In the spirit of this 75th anniversary edition of the Bulletin, I offer a few archival moments from presidents’ messages and editorials. This is not an exhaustive review, but snapshots of three issues with enduring resonance.
Governance, always on our minds?
Between administrators’ (ab)use of governance bodies to push academic program cuts and suspensions, and academic staff efforts to counter these collegially, governance is a hot topic. But it’s not a new one.
Many know the 1966 Duff-Berdahl report, “University Government in Canada.” That followed pressure that had been building for years. Indeed, October 1960’s Bulletin includes a 25-page statement on governance reform.
To add two earlier examples: Alongside CAUT’s “constant vigilance” and “an adequate code of tenure,” President Clarence Barber’s October 1959 analysis of the Harry Crowe case called for “re-examination of the whole structure of University government in Canada with a view to increasing the extent of faculty participation and control.”
An editorial from Spring 1958 observed that academics in Canada had little say in policies they were expected to administer, making them less like “citizens” than “civil servants” of academic institutions that embodied a hierarchy of control akin to “a private corporation or government department.” The upshot “is that universities have everything to gain from a wider participation in their government by those who know them most intimately.”
That observation holds, even as the context has changed significantly, not only because of post-1966 modernization, but also as academic staff unionization has become an essential buttress to collegiality.
Labour for equity
The current backlash against equity, diversity and inclusion ranges from legislative incursions in some provinces to claims that equity undermines merit. It can help to recall the vital historical role of unions in advancing core rights — through bargaining, internal organization, and wider political action.
Even before member associations began certifying, the December 1959 Bulletin carried a report on the “Salaries and Qualifications of Women Teaching in Canadian Universities and Colleges.” After considering such possible explanations as lower degree attainment, the piece concluded that, for every level of qualification and rank, “median salaries for men were higher than for women.”
In December 1961, CAUT’s Executive Secretary J.H. Stewart Reid reported that 23 of 35 member associations had endorsed in writing a policy of “ensuring equal opportunity to women faculty members,” following a resolution passed at a June Council meeting.
The work continued. Certification gave it added teeth.
The April 1986 Bulletin reported that a CAUT Status of Women workshop earlier in the winter addressed the importance of bargaining equity into collective agreements to make the provisions enforceable. Tellingly, one association recounted administrative resistance on the basis that equity gains for academics would quickly spread to other staff.

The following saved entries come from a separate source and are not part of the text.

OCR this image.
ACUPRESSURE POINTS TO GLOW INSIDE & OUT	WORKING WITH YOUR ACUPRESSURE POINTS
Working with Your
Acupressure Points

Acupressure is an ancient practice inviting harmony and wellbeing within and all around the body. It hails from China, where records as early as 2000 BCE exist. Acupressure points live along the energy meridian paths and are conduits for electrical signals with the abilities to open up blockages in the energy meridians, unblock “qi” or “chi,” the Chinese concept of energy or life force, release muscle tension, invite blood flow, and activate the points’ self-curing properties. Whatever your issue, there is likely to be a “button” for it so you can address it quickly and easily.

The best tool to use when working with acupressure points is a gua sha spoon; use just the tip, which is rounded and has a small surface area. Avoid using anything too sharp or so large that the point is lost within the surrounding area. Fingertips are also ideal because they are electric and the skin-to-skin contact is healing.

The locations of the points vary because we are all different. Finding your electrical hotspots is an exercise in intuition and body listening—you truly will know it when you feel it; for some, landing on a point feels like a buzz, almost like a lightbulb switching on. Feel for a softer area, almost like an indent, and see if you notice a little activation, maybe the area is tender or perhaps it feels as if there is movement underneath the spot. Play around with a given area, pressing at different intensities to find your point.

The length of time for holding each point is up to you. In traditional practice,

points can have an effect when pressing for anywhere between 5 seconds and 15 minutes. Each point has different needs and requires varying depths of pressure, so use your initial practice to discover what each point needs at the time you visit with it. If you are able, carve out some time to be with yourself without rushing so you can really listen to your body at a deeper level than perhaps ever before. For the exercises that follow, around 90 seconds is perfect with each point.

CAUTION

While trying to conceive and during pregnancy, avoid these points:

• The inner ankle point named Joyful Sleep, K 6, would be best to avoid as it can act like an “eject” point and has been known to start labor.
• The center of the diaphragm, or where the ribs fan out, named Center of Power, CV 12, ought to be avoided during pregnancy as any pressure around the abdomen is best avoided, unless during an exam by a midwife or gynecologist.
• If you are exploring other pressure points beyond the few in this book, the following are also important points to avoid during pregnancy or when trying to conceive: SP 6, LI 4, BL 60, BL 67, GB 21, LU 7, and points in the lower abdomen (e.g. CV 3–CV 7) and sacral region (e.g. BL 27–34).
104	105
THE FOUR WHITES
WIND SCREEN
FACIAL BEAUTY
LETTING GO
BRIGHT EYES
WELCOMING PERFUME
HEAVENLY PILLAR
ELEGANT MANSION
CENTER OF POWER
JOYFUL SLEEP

A quarter century later, in her February 2011 president’s column, Penni Stewart urged members to lobby for federal legislation extending human rights protections to cover gender identity and expression. She didn’t stop there. Because “our collective agreements are the front line for defense,” she advocated bargaining language that exceeded existing legal standards and requirements, backed up by union involvement in organized action.
Stand together or fall apart
This brings me full circle and back to the very first Bulletin, a six-page mimeograph published in January 1953, wherein CAUT President F.S. Howes relates that his own association had ventured to present their administration with “quite specific recommendations” on salaries. “I don’t think we quite realized what we have done… respectable middle-class intellectuals that we are.”
Howes addressed CAUT’s national role too, and a new determination to press for positive change: “As individuals, we always have the choice of selling our souls or keeping them.... As a member of a group, however, the more we maintain our integrity, the stronger the group becomes and the greater the probability that its just demands will be met.”
The context for solidarity has changed. In 1953, CAUT’s membership encompassed 13 voluntary associations representing some 1,200 academics, all in universities. Now, we are much bigger, mostly unionized, encompass a diverse sectoral membership, and increasingly count ourselves among the wider labour movement.
But as we face down major sectoral threats — also not for the first time — Howes’ point stands: our true strength lies in our determination to stand together for our just demands.